L’expression pn+1 + H remplace donc l’expression F de l’équation donnée. Le premier groupe d’équations des courbes caractéristiques, dxi/dt = ∂F/∂pi avec i = 1…n+1, donne pour i = n+1, dxn+1/dt = 1.

La variable xn+1 est donc constamment égale, à une constante additive près, au paramètre t et on peut remplacer ce paramètre t de la théorie précédente par la variable indépendante distinguée dans la nouvelle. Les équations caractéristiques s’écrivent alors dxi/dxn+1 = ∂H/∂pi ; dpi/ dxn+1 = - ∂H/∂xi ; i = 1…n, et l’on retrouve bien la forme abstraite des équations canoniques d’Hamilton.
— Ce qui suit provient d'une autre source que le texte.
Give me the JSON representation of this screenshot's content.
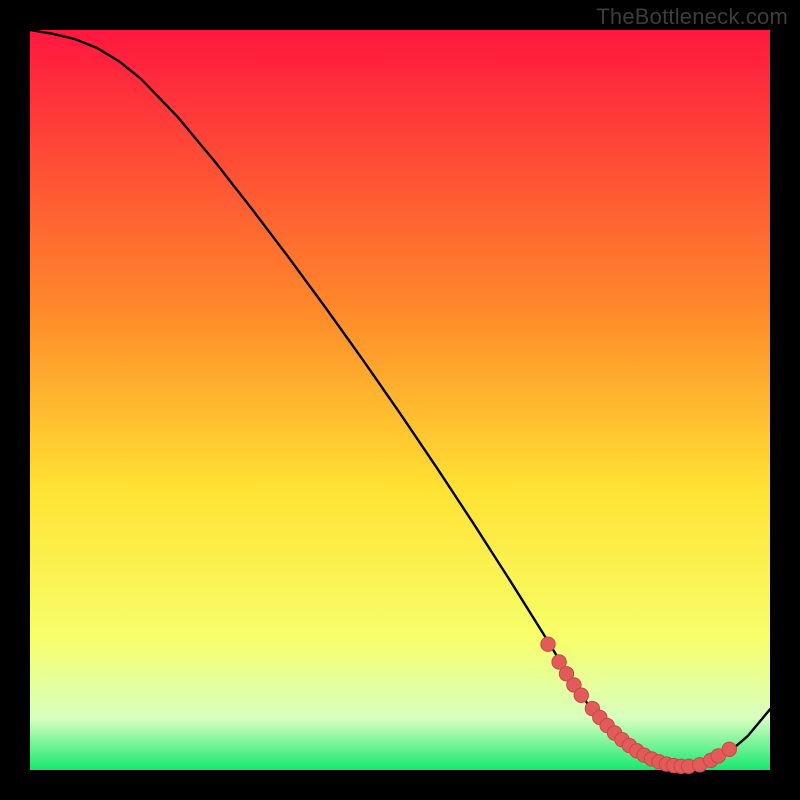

Dans l’espace à n+1 dimensions défini par les variables x1…xn+1 le fait de résoudre l’équation proposée par rapport à une dérivée partielle concernant l’une de ces variables fait jouer à cette variable le rôle de variable temporelle. Il y a dans ce cas équivalence absolue entre le rôle de paramètre et le rôle de coordonnée dimensionnelle d’une même variable distinguée, mais il n’en subsiste pas moins le fait que la théorie purement mathématique des équations aux dérivées partielles permet ainsi la naissance de deux conceptions différentes d’une même variable qui sont à l’origine de la dualité des propriétés sensibles du temps.

 

[…]

 

Il nous reste encore un point à envisager. Nous venons de retrouver a priori dans la théorie des équations aux dérivées partielles la distinction du temps paramètre et du temps coordonnée ; il nous faut maintenant montrer a priori comment le temps coordonnée intervient dans une synthèse spatio-temporelle affectée de cette dissymétrie spéciale par rapport à l’espace qui se manifeste par une différence de signe. Le même problème nous permettra à la fois de retrouver la distinction des deux conceptions du temps et la dissymétrie spéciale du temps dimensionnel. Nous envisagerons pour cela la théorie des équations aux dérivées partielles du second ordre, et nous nous restreindrons au cas où ces équations sont linéaires, c’est-à-dire de la forme

(V)     ∑aikuik + ∑biui + cu + d = 0

avec uik = ∂2u/∂xi∂xk ; ui = ∂u/∂xi, u étant la fonction inconnue cherchée.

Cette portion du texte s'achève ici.